Es war Spätnachmittag. Die Hitze wurde nun etwas erträglicher. Inzwischen waren wir auch am Randbezirk der Favelas angekommen. Ärmlicher ging es wirklich nicht mehr!
Wir, das waren Pauli und der völlig erledigte, verängstigte Wicht, nämlich ich selbst. Eigentlich hieß sie mit richtigem Namen Sabine, aber von irgendwoher hatte sich der Spitzname Pauli etabliert. Sie stoppte nun glücklicher Weise ihren Eroberungszug.

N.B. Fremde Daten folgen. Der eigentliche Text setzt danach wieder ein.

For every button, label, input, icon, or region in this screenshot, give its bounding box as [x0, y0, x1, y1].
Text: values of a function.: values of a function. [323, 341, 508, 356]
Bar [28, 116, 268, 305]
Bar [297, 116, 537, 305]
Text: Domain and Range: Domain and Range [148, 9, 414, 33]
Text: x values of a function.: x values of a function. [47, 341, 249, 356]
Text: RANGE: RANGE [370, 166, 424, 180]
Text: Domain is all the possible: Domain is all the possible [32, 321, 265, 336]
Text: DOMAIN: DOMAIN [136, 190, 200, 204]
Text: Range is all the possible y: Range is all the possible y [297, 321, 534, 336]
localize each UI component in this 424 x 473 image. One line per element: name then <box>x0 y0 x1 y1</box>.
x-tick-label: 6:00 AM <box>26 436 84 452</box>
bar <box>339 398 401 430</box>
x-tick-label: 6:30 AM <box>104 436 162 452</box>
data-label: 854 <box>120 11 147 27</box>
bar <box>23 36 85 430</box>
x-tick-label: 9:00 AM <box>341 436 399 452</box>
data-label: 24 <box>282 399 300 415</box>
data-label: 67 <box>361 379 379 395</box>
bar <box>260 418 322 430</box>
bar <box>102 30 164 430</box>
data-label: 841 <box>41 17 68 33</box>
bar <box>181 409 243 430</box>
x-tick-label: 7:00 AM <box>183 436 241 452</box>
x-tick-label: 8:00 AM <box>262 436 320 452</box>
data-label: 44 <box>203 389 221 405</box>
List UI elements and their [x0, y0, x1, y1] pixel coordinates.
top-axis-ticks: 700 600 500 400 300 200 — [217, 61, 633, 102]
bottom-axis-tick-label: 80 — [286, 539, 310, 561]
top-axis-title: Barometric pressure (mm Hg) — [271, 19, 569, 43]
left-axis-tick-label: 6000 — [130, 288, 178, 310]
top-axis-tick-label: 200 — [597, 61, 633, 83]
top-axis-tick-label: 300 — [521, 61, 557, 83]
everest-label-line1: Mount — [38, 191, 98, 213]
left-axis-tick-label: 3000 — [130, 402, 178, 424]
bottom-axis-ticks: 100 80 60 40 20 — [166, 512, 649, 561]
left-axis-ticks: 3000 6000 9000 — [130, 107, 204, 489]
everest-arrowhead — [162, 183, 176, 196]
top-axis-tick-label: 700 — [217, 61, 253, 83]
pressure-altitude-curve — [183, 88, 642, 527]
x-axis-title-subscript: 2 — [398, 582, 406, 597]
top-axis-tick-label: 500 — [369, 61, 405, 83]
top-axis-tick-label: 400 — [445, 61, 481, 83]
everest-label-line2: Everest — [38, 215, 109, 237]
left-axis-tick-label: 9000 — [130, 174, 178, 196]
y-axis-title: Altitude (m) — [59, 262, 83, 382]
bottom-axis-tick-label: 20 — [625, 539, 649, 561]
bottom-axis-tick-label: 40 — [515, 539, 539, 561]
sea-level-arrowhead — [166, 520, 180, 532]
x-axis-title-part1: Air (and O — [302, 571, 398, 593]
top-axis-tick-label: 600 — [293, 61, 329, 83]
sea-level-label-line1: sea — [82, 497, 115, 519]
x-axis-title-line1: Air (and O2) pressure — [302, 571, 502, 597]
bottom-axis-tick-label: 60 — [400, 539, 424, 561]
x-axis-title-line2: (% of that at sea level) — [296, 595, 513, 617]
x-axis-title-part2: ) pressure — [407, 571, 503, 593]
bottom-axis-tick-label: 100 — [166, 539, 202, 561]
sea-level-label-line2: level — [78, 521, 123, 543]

Ich sah mich um. Wir waren auf einer Art
Schrottplatz gelandet und obwohl es nicht mehr so heiß war, brannten mir immer noch meine Fußsohlen durch die dünnen Sandalen. Es war staubig, schmutzig.
Wir kamen an den Häusern vorbei, die rechts und links den Staubweg säumten. Häuser ist natürlich zuviel gesagt. Blechbaracken waren es, aus Bretterverschlägen und Tüchern, Rohren und allem möglichem anderen Gelumpe zusammen gezimmert. Aber jede dieser Müllbehausungen hatte Strom. Also auch Kühlschrank und nicht zu vergessen den unentbehrlichen Fernseher, der aus allen Ritzen plärrte. Der Strom wurde von dem Stromnetz einfach illegal angezapft. Es störte offensichtlich niemanden. Vor allem ließ sich keine einzige Menschenseele
blicken. Ich hatte nur irgendwie das Gefühl, als ob aus diversen Ritzen uns perlmuttweiße Augenpaare genau beobachteten.
Während ich noch nach mörderischen Banden Ausschau hielt, schüttelte Pauli entschieden ihr braunes Haar aus dem Gesicht und gab ihre neuesten Visionen von sich:
„Weißt du, was diese armen Menschen hier brauchen? Was dieser Stadt fehlt und vor allem hier?“, fragte sie und beantwortete dies gleich selbst:
„Ein richtiges Verkehrsmittel! Eines, das wenig Energie verbraucht, nicht viel Platz wegnimmt und in diesem Chaos vernünftig funktioniert.“
Ich schmiss meine Furcht über Bord. Wenn, dann war eh nichts mehr zu ändern und ich übertünchte dies mit Bissigkeit.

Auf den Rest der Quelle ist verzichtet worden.